Let A = ℝ × ℝ and let * be a binary operation on A defined by (a, b) * (c, d) = (ad + bc, bd) for all (a, b), (c, d) ∈ ℝ × ℝ.
(i) Show that * is commutative on A.
(ii) Show that * is associative on A.
(iii) Find the identity element of * in A.

Answer 1

(i) For (a, b), (c, d) ∈ ℝ × ℝ, we have 

\[\left( a, b \right) * \left( c, d \right) = \left( ad + bc, bd \right)\] 

\[= \left( cb + da, db \right)\left[ \because \text { Addition  and  multiplication  are  commutative } \right]\] 

\[= \left( c, d \right) * \left( a, b \right)\]

So, * is commutative on A.

(ii)
For any (a, b), (c, d), (e, f) ∈ A, we have

\[\left\{ \left( a, b \right) * \left( c, d \right) \right\} * \left( e, f \right) = \left( ad + bc, bd \right) * \left( e, f \right)\]

\[ = \left( \left( ad + bc \right)f + \left( bd \right)e, \left( bd \right)f \right)\]
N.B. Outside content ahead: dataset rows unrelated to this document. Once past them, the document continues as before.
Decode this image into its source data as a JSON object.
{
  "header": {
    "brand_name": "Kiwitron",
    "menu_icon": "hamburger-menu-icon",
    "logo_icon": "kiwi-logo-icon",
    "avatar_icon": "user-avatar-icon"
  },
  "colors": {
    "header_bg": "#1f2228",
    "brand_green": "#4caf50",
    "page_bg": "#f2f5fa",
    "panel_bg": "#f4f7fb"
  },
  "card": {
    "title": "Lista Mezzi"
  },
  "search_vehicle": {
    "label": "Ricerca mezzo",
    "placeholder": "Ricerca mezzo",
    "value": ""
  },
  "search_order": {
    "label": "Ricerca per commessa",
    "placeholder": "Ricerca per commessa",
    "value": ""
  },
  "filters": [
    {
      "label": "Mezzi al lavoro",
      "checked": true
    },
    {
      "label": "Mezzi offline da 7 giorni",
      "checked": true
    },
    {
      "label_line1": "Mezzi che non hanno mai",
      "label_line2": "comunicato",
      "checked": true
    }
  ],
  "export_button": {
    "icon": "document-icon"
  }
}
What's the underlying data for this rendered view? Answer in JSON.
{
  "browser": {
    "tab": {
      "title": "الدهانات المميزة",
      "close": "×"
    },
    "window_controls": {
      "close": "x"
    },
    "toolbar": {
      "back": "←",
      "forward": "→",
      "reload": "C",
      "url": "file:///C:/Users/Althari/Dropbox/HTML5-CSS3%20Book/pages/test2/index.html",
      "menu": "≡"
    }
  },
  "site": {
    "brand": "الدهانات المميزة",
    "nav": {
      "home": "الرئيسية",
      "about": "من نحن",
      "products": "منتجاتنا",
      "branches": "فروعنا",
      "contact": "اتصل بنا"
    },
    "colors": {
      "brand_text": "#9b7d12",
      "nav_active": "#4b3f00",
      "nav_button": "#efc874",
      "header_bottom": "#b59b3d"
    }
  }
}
\[ = \left( adf + bcf + bde, bdf \right) . . . . . (i)\]

And,

\[\left( a, b \right) * \left\{ \left( c, d \right) * \left( e, f \right) \right\} = \left( a, b \right) * \left( cf + de, df \right)\]

\[ = \left( a\left( df \right) + b\left( cf + de \right), b\left( df \right) \right)\]

\[ = \left( adf + bcf + bde, bdf \right) . . . . . (ii)\]

From (i) and (ii), we get

\[\left\{ \left( a, b \right) * \left( c, d \right) \right\} * \left( e, f \right) = \left( a, b \right) * \left\{ \left( c, d \right) * \left( e, f \right) \right\} for all \left( a, b \right), \left( c, d \right), \left( e, f \right) \in \mathbb{R} \times \mathbb{R} = A\]

So, * is associative on A.
(iii)
Let (x, y) be the identity element in A, Then,

\[\left( a, b \right) * \left( x, y \right) = \left( a, b \right) \text { for all a, b  }\in \mathbb{R}\]

\[ \Rightarrow \left( ay + bx, by \right) = \left( a, b \right) \text { for all a, b } \in \mathbb{R}\]

\[ \Rightarrow ay + bx =\text {  a and by = b for all a, b } \in \mathbb{R}\]

\[ \Rightarrow x = 0, y = 1\]

But, 0 ∉ ℝ.
Therefore, (0, 1) ∉ ℝ × ℝ = A.
Hence there is no identity element in A with respect to binary operation * on A.